Sür ve bu kadar yeter: "duygusal salıncaktan" nasıl çıkılır?

Bugün parlıyor ve eğleniyorsun ama yarın kendini yataktan kalkmaya zorlayamıyor musun? Bir anda delicesine mutlu oluyorsun, ama bir saniye içinde hayal edilemeyecek kadar acı mı çekiyorsun? “Başaracağım”dan “Ben sıkıcı bir hiçim”e kadar olan ruh hali değişimlerine aşinaysanız, işte bunlar, duygusal değişimlerdir. Ve onlara binme. Psikolog Varvara Goenka, duyguların nasıl kontrol altına alınacağını anlatıyor.

Ruh halinizin çok sık ve çok ani değiştiğini fark ederek, “bipolar” terimini dağıtmak için acele etmeyin. Mani ve depresyonun değişen evreleri ile karakterize edilen "bipolar bozukluk" tanısı, uzun süreli tıbbi tedavi gerektiren ciddi bir hastalıktır. Duygusal dalgalanma, sağlıklı bir psişeye sahip insanların dahası, yaşamın farklı dönemlerinde yaşayabilecekleri bir durumdur.
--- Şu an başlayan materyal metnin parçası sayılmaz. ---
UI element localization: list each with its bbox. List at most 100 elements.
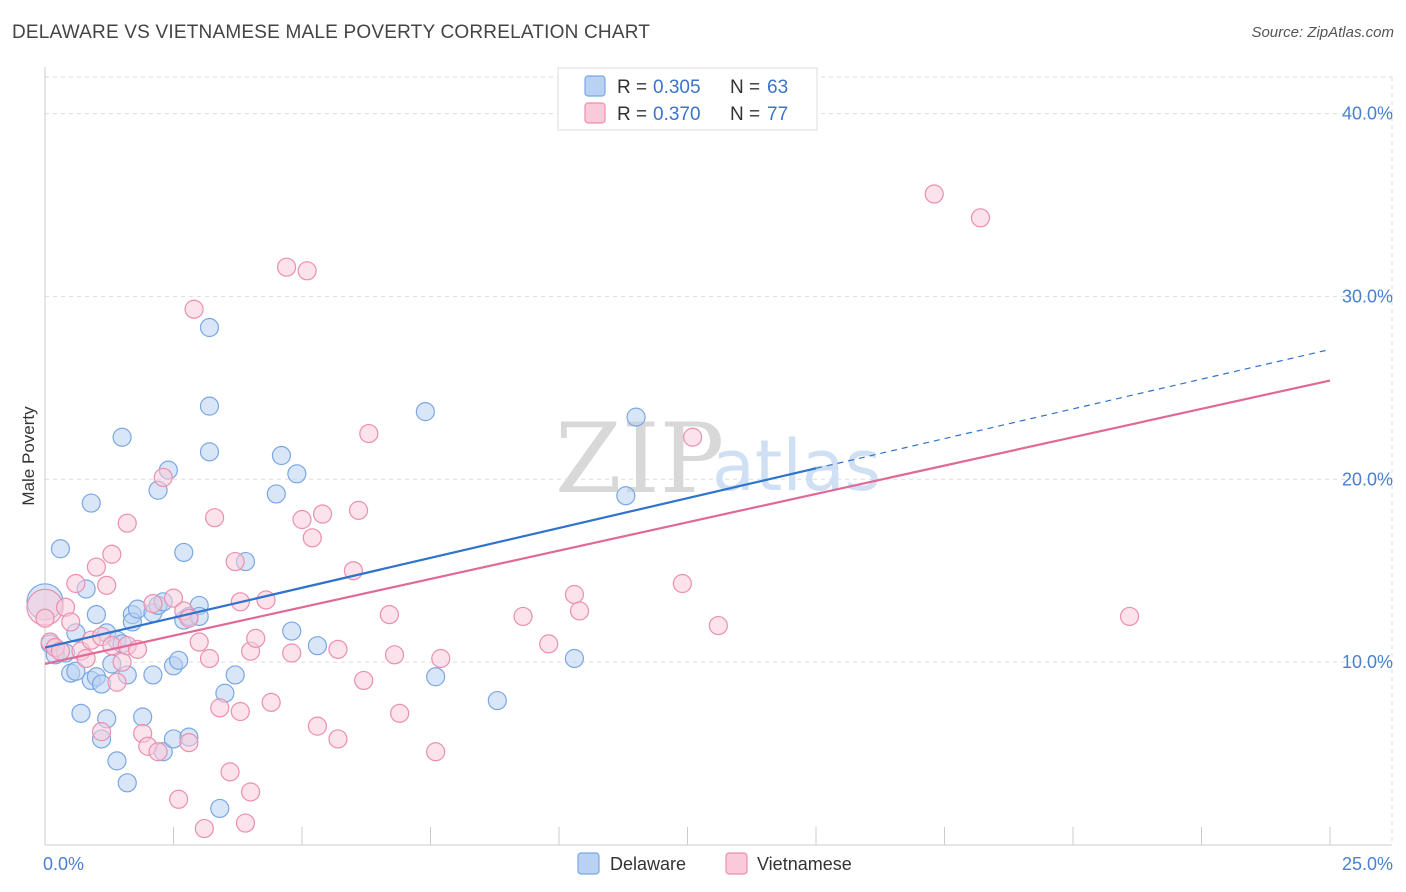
vietnamese-point bbox=[539, 634, 559, 654]
delaware-point bbox=[282, 621, 302, 641]
vietnamese-point bbox=[384, 645, 405, 665]
delaware-point bbox=[143, 665, 163, 685]
delaware-point bbox=[199, 442, 220, 462]
vietnamese-point bbox=[86, 557, 107, 577]
vietnamese-point bbox=[241, 782, 261, 802]
vietnamese-point bbox=[225, 551, 245, 572]
axis-layer: 10.0% 20.0% 30.0% 40.0% 0.0% 25.0% bbox=[43, 67, 1393, 874]
legend-r-value-delaware: 0.305 bbox=[653, 77, 701, 98]
vietnamese-point bbox=[354, 670, 374, 691]
vietnamese-point bbox=[683, 427, 703, 447]
delaware-point bbox=[616, 486, 636, 506]
vietnamese-point bbox=[220, 762, 240, 782]
y-tick-label-3: 40.0% bbox=[1342, 104, 1393, 124]
vietnamese-point bbox=[61, 612, 81, 632]
y-axis-label: Male Poverty bbox=[19, 406, 38, 506]
vietnamese-point bbox=[970, 208, 991, 228]
delaware-point bbox=[71, 703, 91, 723]
vietnamese-point bbox=[35, 608, 55, 628]
x-tick-label-0: 0.0% bbox=[43, 854, 84, 874]
vietnamese-point bbox=[297, 261, 317, 281]
delaware-point bbox=[426, 667, 446, 687]
vietnamese-point bbox=[348, 500, 369, 520]
vietnamese-point bbox=[924, 184, 944, 204]
vietnamese-point bbox=[210, 698, 230, 718]
vietnamese-point bbox=[302, 528, 322, 548]
delaware-point bbox=[266, 484, 286, 504]
vietnamese-point bbox=[282, 643, 302, 663]
delaware-point bbox=[415, 402, 435, 422]
delaware-point bbox=[199, 396, 220, 416]
delaware-point bbox=[174, 542, 194, 563]
legend-n-value-delaware: 63 bbox=[767, 77, 788, 98]
legend-r-value-vietnamese: 0.370 bbox=[653, 104, 701, 125]
delaware-trend-extension bbox=[815, 348, 1331, 469]
vietnamese-point bbox=[1119, 606, 1140, 627]
vietnamese-point bbox=[307, 716, 328, 736]
trend-lines bbox=[44, 348, 1331, 666]
vietnamese-point bbox=[76, 648, 96, 669]
delaware-trend-line bbox=[44, 467, 817, 649]
delaware-point bbox=[271, 445, 292, 466]
vietnamese-point bbox=[91, 722, 112, 742]
vietnamese-point bbox=[261, 692, 281, 712]
vietnamese-point bbox=[143, 594, 163, 614]
vietnamese-point bbox=[205, 508, 225, 528]
chart-source: Source: ZipAtlas.com bbox=[1251, 24, 1394, 41]
delaware-point bbox=[225, 665, 245, 685]
vietnamese-point bbox=[230, 701, 250, 722]
vietnamese-point bbox=[569, 601, 590, 621]
chart-title: DELAWARE VS VIETNAMESE MALE POVERTY CORR… bbox=[12, 22, 651, 43]
legend-r-label-vietnamese: R = bbox=[617, 104, 647, 125]
vietnamese-points bbox=[26, 184, 1140, 839]
bottom-legend-swatch-vietnamese bbox=[725, 852, 748, 875]
delaware-point bbox=[626, 407, 646, 427]
vietnamese-point bbox=[246, 628, 266, 648]
vietnamese-point bbox=[184, 299, 204, 319]
legend-swatch-delaware bbox=[584, 75, 606, 97]
vietnamese-point bbox=[292, 509, 312, 530]
delaware-point bbox=[112, 427, 132, 447]
bottom-legend-label-delaware: Delaware bbox=[610, 854, 686, 874]
legend-n-label-delaware: N = bbox=[730, 77, 760, 98]
legend-swatch-vietnamese bbox=[584, 102, 606, 124]
delaware-point bbox=[199, 317, 220, 338]
grid-layer bbox=[45, 76, 1393, 845]
vietnamese-point bbox=[328, 729, 348, 749]
vietnamese-point bbox=[153, 467, 173, 488]
bottom-legend-label-vietnamese: Vietnamese bbox=[757, 854, 852, 874]
vietnamese-point bbox=[431, 648, 451, 669]
y-tick-label-1: 20.0% bbox=[1342, 469, 1393, 489]
vietnamese-point bbox=[564, 584, 585, 605]
vietnamese-point bbox=[199, 648, 220, 669]
vietnamese-point bbox=[112, 652, 132, 672]
vietnamese-point bbox=[708, 615, 728, 636]
vietnamese-point bbox=[169, 789, 189, 809]
legend-n-label-vietnamese: N = bbox=[730, 104, 760, 125]
vietnamese-point bbox=[312, 504, 333, 524]
bottom-legend-swatch-delaware bbox=[577, 852, 600, 875]
vietnamese-point bbox=[102, 544, 122, 564]
delaware-point bbox=[66, 661, 86, 681]
vietnamese-point bbox=[148, 742, 168, 762]
vietnamese-point bbox=[163, 588, 184, 608]
vietnamese-point bbox=[235, 813, 256, 833]
vietnamese-point bbox=[194, 818, 214, 839]
vietnamese-point bbox=[379, 604, 399, 625]
y-tick-label-0: 10.0% bbox=[1342, 652, 1393, 672]
delaware-point bbox=[307, 636, 328, 656]
y-tick-label-2: 30.0% bbox=[1342, 286, 1393, 306]
vietnamese-point bbox=[107, 672, 127, 692]
vietnamese-point bbox=[276, 257, 297, 277]
delaware-point bbox=[487, 690, 507, 711]
vietnamese-point bbox=[426, 742, 446, 762]
delaware-point bbox=[117, 773, 137, 793]
delaware-point bbox=[133, 707, 153, 727]
delaware-point bbox=[210, 798, 230, 819]
vietnamese-point bbox=[672, 573, 692, 594]
bottom-legend: Delaware Vietnamese bbox=[577, 852, 852, 875]
watermark-atlas: atlas bbox=[712, 425, 881, 507]
legend-box: R = 0.305 N = 63 R = 0.370 N = 77 bbox=[557, 67, 818, 131]
delaware-point bbox=[564, 648, 585, 669]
Tabii ki, olanların fizyolojik nedenlerini dışlamak için genel olarak hormonal arka planı ve sağlığı kontrol etmek faydalı olacaktır. Ancak, doğru stratejiyi seçersek, genellikle duyguların sıcaklığıyla başa çıkabilir ve kimsenin yardımı olmadan kendimizi istikrarlı bir duruma getirebiliriz.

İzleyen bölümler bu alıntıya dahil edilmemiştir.